Tarihte yürütülen özgürlük mücadelelerinde kadının yeri de hep ikincil olmuştur. Kadın mücadelesi sadece ulusların ve sınırların özgürleşmesine hizmet ettiği oranda desteklenmiştir. Kadın erkeğin sınırlarını, onun yaşam düzeneğini bozduğunda buna karşı çıkılmış ve kadınları etkisizleştirmenin her türlü yol ve yöntemi denenmiştir. Beritan yoldaşın kişiliği işte bu noktada değerlendirilmesi gereken bir durumu arz etmektedir.
Beritan arkadaş, kahramanlığı ve yiğitliğinin yanı sıra özgür kadını kendi kişiliğinde yaratabilecek güçlü nüvelere sahipti. Günlük yaşam içinde kadına çizilen köleci misyona karşı çıkmış ve özgür bir kadın kişiliği olarak kendisini var etmenin tüm davranış ve düşünüş biçimlerini sergilemiştir.

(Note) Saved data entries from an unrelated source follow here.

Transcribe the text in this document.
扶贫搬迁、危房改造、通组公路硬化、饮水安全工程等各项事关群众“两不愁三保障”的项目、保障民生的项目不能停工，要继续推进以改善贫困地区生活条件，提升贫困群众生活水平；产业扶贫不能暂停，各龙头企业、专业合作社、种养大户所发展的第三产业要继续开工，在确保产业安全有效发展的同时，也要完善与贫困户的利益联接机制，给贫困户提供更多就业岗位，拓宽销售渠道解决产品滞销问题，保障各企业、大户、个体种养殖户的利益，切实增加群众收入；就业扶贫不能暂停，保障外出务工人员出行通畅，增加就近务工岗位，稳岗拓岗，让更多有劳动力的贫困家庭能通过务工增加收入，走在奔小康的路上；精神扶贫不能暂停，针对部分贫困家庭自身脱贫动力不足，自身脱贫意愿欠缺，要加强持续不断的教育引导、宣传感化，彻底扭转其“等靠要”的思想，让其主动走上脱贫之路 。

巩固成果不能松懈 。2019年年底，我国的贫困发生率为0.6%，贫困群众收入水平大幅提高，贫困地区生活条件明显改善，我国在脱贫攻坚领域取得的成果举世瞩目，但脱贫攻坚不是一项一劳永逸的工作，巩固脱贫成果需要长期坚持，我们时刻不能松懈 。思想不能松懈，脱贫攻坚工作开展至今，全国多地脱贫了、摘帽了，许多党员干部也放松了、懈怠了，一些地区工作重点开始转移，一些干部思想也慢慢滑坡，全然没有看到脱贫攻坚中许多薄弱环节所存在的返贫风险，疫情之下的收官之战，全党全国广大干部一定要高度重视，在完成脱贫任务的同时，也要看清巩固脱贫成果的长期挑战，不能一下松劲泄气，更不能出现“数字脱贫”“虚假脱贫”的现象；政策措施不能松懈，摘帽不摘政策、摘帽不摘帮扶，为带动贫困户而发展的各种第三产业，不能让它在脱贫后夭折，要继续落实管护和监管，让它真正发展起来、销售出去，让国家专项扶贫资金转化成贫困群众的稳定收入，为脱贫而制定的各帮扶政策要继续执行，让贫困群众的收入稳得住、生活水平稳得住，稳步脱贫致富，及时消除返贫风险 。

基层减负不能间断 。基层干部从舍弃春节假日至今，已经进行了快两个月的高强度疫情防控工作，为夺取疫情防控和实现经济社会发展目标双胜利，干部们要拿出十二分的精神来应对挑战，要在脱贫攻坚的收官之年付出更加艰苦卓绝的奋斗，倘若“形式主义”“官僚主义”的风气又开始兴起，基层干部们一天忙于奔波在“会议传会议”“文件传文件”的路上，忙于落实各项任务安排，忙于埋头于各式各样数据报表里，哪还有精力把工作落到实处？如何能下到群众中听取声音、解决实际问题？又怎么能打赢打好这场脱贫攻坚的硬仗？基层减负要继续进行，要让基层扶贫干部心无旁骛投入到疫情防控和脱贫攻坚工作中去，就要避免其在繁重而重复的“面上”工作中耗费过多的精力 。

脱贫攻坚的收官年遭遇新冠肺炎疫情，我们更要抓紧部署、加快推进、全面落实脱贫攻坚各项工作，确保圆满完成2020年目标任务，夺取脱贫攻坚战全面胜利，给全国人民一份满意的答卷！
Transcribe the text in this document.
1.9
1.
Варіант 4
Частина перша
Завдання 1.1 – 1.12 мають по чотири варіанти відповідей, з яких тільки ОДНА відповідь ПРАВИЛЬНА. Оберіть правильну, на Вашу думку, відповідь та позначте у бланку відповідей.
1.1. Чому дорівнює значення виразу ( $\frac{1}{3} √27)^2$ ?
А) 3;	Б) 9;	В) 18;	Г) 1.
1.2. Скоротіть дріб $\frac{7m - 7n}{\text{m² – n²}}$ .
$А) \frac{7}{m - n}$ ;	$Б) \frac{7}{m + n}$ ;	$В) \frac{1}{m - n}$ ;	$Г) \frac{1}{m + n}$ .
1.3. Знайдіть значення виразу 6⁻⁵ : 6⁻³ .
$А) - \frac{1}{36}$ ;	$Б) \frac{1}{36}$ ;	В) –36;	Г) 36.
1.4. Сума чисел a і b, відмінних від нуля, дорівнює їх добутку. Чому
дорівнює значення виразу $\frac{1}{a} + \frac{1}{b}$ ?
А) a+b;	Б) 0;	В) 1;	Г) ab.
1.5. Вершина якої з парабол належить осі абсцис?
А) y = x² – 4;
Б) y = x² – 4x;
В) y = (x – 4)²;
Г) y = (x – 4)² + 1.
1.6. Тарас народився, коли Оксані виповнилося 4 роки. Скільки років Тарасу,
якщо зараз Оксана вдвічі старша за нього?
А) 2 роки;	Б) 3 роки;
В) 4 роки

Özgürlük bir şiir gibi onun yaşamına, duruşuna nakşetmiştir. Bu yüzden şehit Beritan çizgisi o denli vazgeçilmez, çekici ve sürükleyicidir. Kürt halkının tarihinden beri ihtiyaç duyduğu nefestir. Onsuz yaşam olmaz. İnsanlık tarihinde ilericiliği, yeniyi, toplumsallığı temsil eden bir duruştur. Onun direnişi düşmanı bile etkilemiş ve düşündürmüştür.
Beritan yoldaş, “Ya özgür yaşam ya da hiç yaşanmamışlığın” adıdır.
Günümüz kapitalist modernite yaşamı içinde kölelik pozisyonunda alabildiğine erimiş kadının reddi ve kadınla yeniden yaşama özgür başlamanın adıdır.